Specifically, RA is simple, popular, and has predictive ability, but it fails to capture the multidimensional performance of the firms/banks (Paradi & Zhu, 2013). Other studies based on both DEA and RA (Halkos & Salamouris, 2004; Avkiran, 2011; Ben Lahouel et al., 2022) can examine the multidimensional perspective but are limited to the relative measurement of DEA, such that adding or removing data to the sample requires the measures to be recalculated. In this paper, we employed an MCDA technique to create an absolute measure of (Shannon’s entropy) composite performance index (CPI) that can still evaluate the multidimensional performance and stability of Vietnamese banks (2002‒2020). The use of rich data allows us to examine the financial stability of the Vietnamese banking sector over time for individual banks and different bank groups. Specifically, the CPI suggests that Vietnamese banks had experienced three major periods regarding their stability: a decline period (2002–2005), a recovery and improvement period (2006–2015), and a sharp decreasing period (2016–2019) with a slight hope in 2020, although COVID‒19 may ruin it. More importantly, we found that the JSCBs are more financially stable than the SOCBs, consistent with prior evidence on banking sectors in developing countries. Our findings also help explain the strengths and weaknesses of Vietnamese banks during those periods, suggesting that to improve their performance and stability, banks in Vietnam should pay more attention to management quality, asset quality, and risk management. Our results are robust and consistent with the CAMELS ratings and z-scores; thus, the CPI could be used to measure bank stability in future bankruptcy or survival analyses.
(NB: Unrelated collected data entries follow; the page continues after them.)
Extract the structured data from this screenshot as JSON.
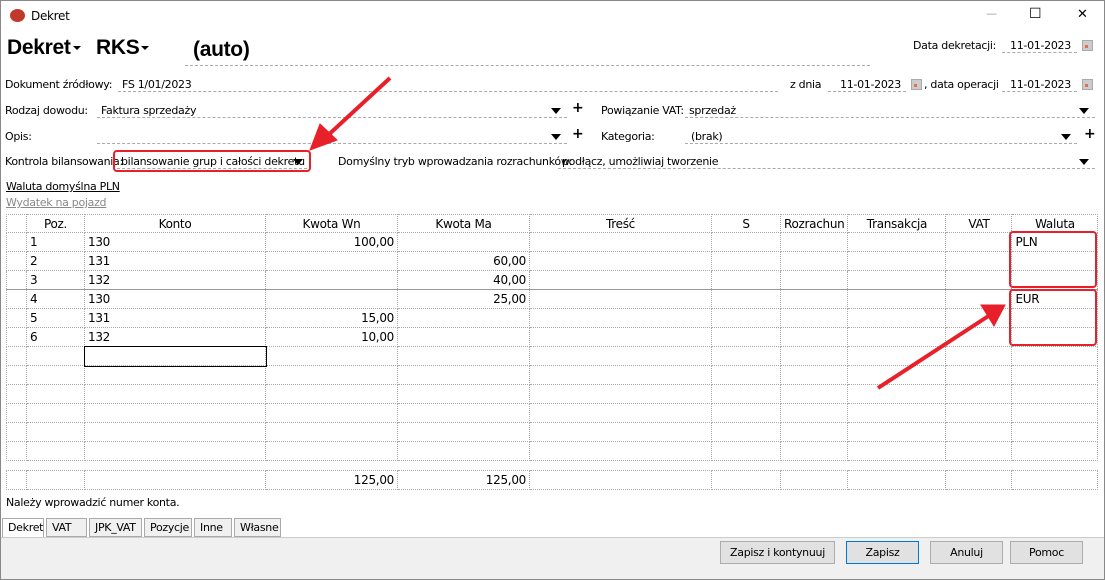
{
  "window": {
    "title": "Dekret",
    "minimize": "—",
    "maximize": "☐",
    "close": "✕"
  },
  "header": {
    "type": "Dekret",
    "journal": "RKS",
    "number": "(auto)",
    "date_label": "Data dekretacji:",
    "date": "11-01-2023"
  },
  "form": {
    "source_doc_label": "Dokument źródłowy:",
    "source_doc": "FS 1/01/2023",
    "from_date_label": "z dnia",
    "from_date": "11-01-2023",
    "op_date_label": ", data operacji",
    "op_date": "11-01-2023",
    "proof_type_label": "Rodzaj dowodu:",
    "proof_type": "Faktura sprzedaży",
    "vat_link_label": "Powiązanie VAT:",
    "vat_link": "sprzedaż",
    "desc_label": "Opis:",
    "desc": "",
    "category_label": "Kategoria:",
    "category": "(brak)",
    "balance_label": "Kontrola bilansowania:",
    "balance": "bilansowanie grup i całości dekretu",
    "settle_label": "Domyślny tryb wprowadzania rozrachunków:",
    "settle": "podłącz, umożliwiaj tworzenie",
    "currency_link": "Waluta domyślna PLN",
    "vehicle_link": "Wydatek na pojazd"
  },
  "table": {
    "columns": [
      "Poz.",
      "Konto",
      "Kwota Wn",
      "Kwota Ma",
      "Treść",
      "S",
      "Rozrachun",
      "Transakcja",
      "VAT",
      "Waluta"
    ],
    "rows": [
      {
        "poz": "1",
        "konto": "130",
        "wn": "100,00",
        "ma": "",
        "waluta": "PLN"
      },
      {
        "poz": "2",
        "konto": "131",
        "wn": "",
        "ma": "60,00",
        "waluta": ""
      },
      {
        "poz": "3",
        "konto": "132",
        "wn": "",
        "ma": "40,00",
        "waluta": ""
      },
      {
        "poz": "4",
        "konto": "130",
        "wn": "",
        "ma": "25,00",
        "waluta": "EUR"
      },
      {
        "poz": "5",
        "konto": "131",
        "wn": "15,00",
        "ma": "",
        "waluta": ""
      },
      {
        "poz": "6",
        "konto": "132",
        "wn": "10,00",
        "ma": "",
        "waluta": ""
      }
    ],
    "total_wn": "125,00",
    "total_ma": "125,00"
  },
  "status": "Należy wprowadzić numer konta.",
  "tabs": [
    "Dekret",
    "VAT",
    "JPK_VAT",
    "Pozycje",
    "Inne",
    "Własne"
  ],
  "buttons": {
    "save_continue": "Zapisz i kontynuuj",
    "save": "Zapisz",
    "cancel": "Anuluj",
    "help": "Pomoc"
  },
  "colors": {
    "annotation": "#e8202a"
  }
}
Our CPI has several promising characteristics of (i) being an absolute measure of performance that allows for adding or removing data without affecting the existing scores; (ii) employing CAMELS ratios directly in its calculation without the need for normalization or imputation of positive values; (iii) employing the dynamic weighting system of DEA goal programming; (iv) providing more robust insights on the Vietnamese banking system under the Shannon entropy approach; and (v) can be an alternative measure of bank stability. It is, however, possible to extend our research to more weight settings such as cross-efficiency (Sexton et al., 1986), geometric BOD (Van Puyenbroeck & Rogge, 2017), or common sets of weights (Hammami et al., 2022). Other research directions may include more data and variables, examine the impacts of important events such as COVID-19, or apply other entropies such as Boltzmann-Gibbs (Dragulescu & Yakovenko, 2000) or Rényi (Aczél, 2006).